BRUXELLES - "La nuova situazione in Afghanistan riflette un fallimento per la comunità internazionale. Ma la fine delle operazioni militari non è la fine dell'impegno europeo con gli afghani.Vogliamo evitare qualsiasi catastrofe umanitaria e preservare il più possibile le conquiste degli ultimi 20 anni, in particolare per i diritti delle donne e delle ragazze". Lo ha detto il presidente del Consiglio europeo, Charles Michel nel suo intervento all'Assemblea generale delle Nazioni Unite.
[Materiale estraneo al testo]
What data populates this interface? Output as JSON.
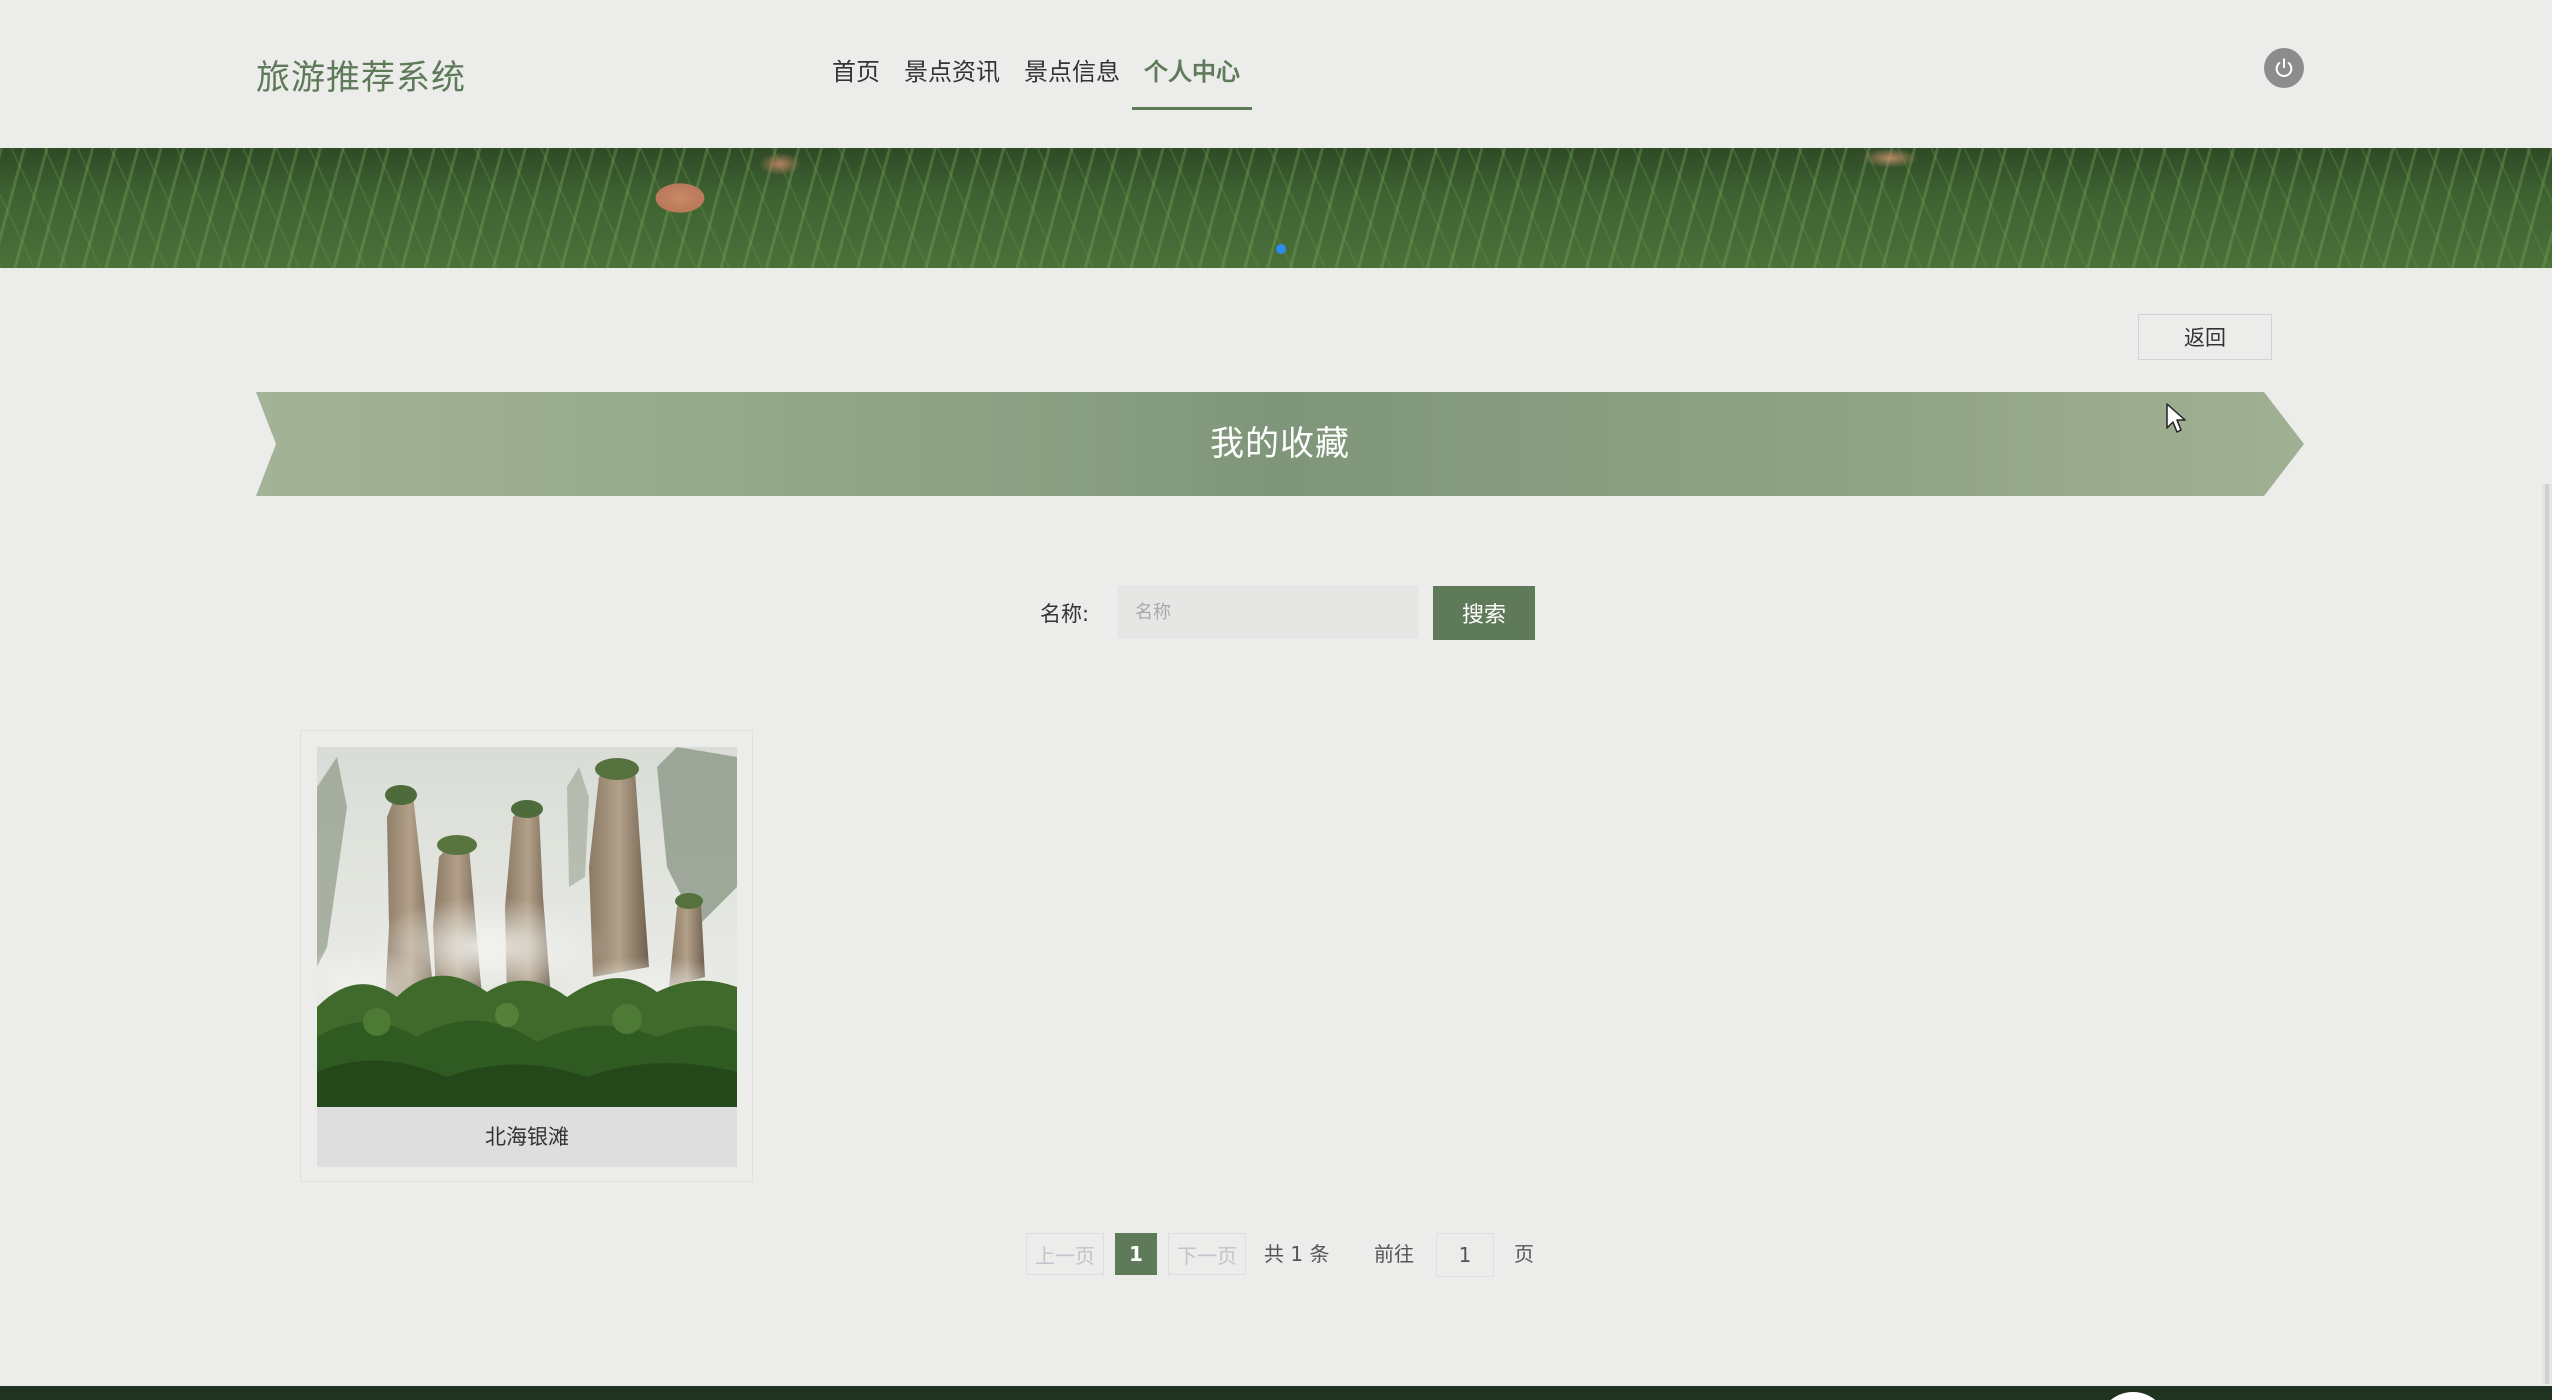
{
  "header": {
    "brand": "旅游推荐系统",
    "nav": [
      {
        "label": "首页",
        "active": false
      },
      {
        "label": "景点资讯",
        "active": false
      },
      {
        "label": "景点信息",
        "active": false
      },
      {
        "label": "个人中心",
        "active": true
      }
    ],
    "power_icon": "power-icon"
  },
  "banner": {
    "indicator_color": "#2d8cf0"
  },
  "back_button": {
    "label": "返回"
  },
  "section": {
    "title": "我的收藏"
  },
  "search": {
    "label": "名称:",
    "placeholder": "名称",
    "value": "",
    "button_label": "搜索"
  },
  "favorites": [
    {
      "name": "北海银滩"
    }
  ],
  "pagination": {
    "prev_label": "上一页",
    "current_page": "1",
    "next_label": "下一页",
    "total_text": "共 1 条",
    "goto_label": "前往",
    "goto_value": "1",
    "page_suffix": "页"
  },
  "colors": {
    "accent": "#5e7a58",
    "background": "#ececeb",
    "footer": "#1f3320"
  }
}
"L'Ue - ha proseguito Michel - ha valori da promuovere, cittadini da tutelare e interessi da difendere. Ed è in questo spirito che stiamo sviluppando l'autonomia strategica, anche nelle nostre capacità di sicurezza e difesa. Essere meno dipendenti. Per rafforzare la nostra influenza positiva. E per consolidare la nostra Alleanza Atlantica. Alleati più forti stringono un'alleanza più forte. In trasparenza e lealtà". L

Il presidente del Consiglio europeo ha poi ricordato che l'Ue, oltre ad essere una delle principali potenze economiche del mondo, è il primo sponsor della pace e dello sviluppo sostenibile. "Finanziamo un quarto del bilancio ordinario delle Nazioni Unite (650 milioni di euro), il 30% del budget totale per il mantenimento della pace. E metà degli aiuti allo sviluppo del mondo. È una scelta coerente con la nostra visione di un mondo aperto e interconnesso", ha evidenziato Michel.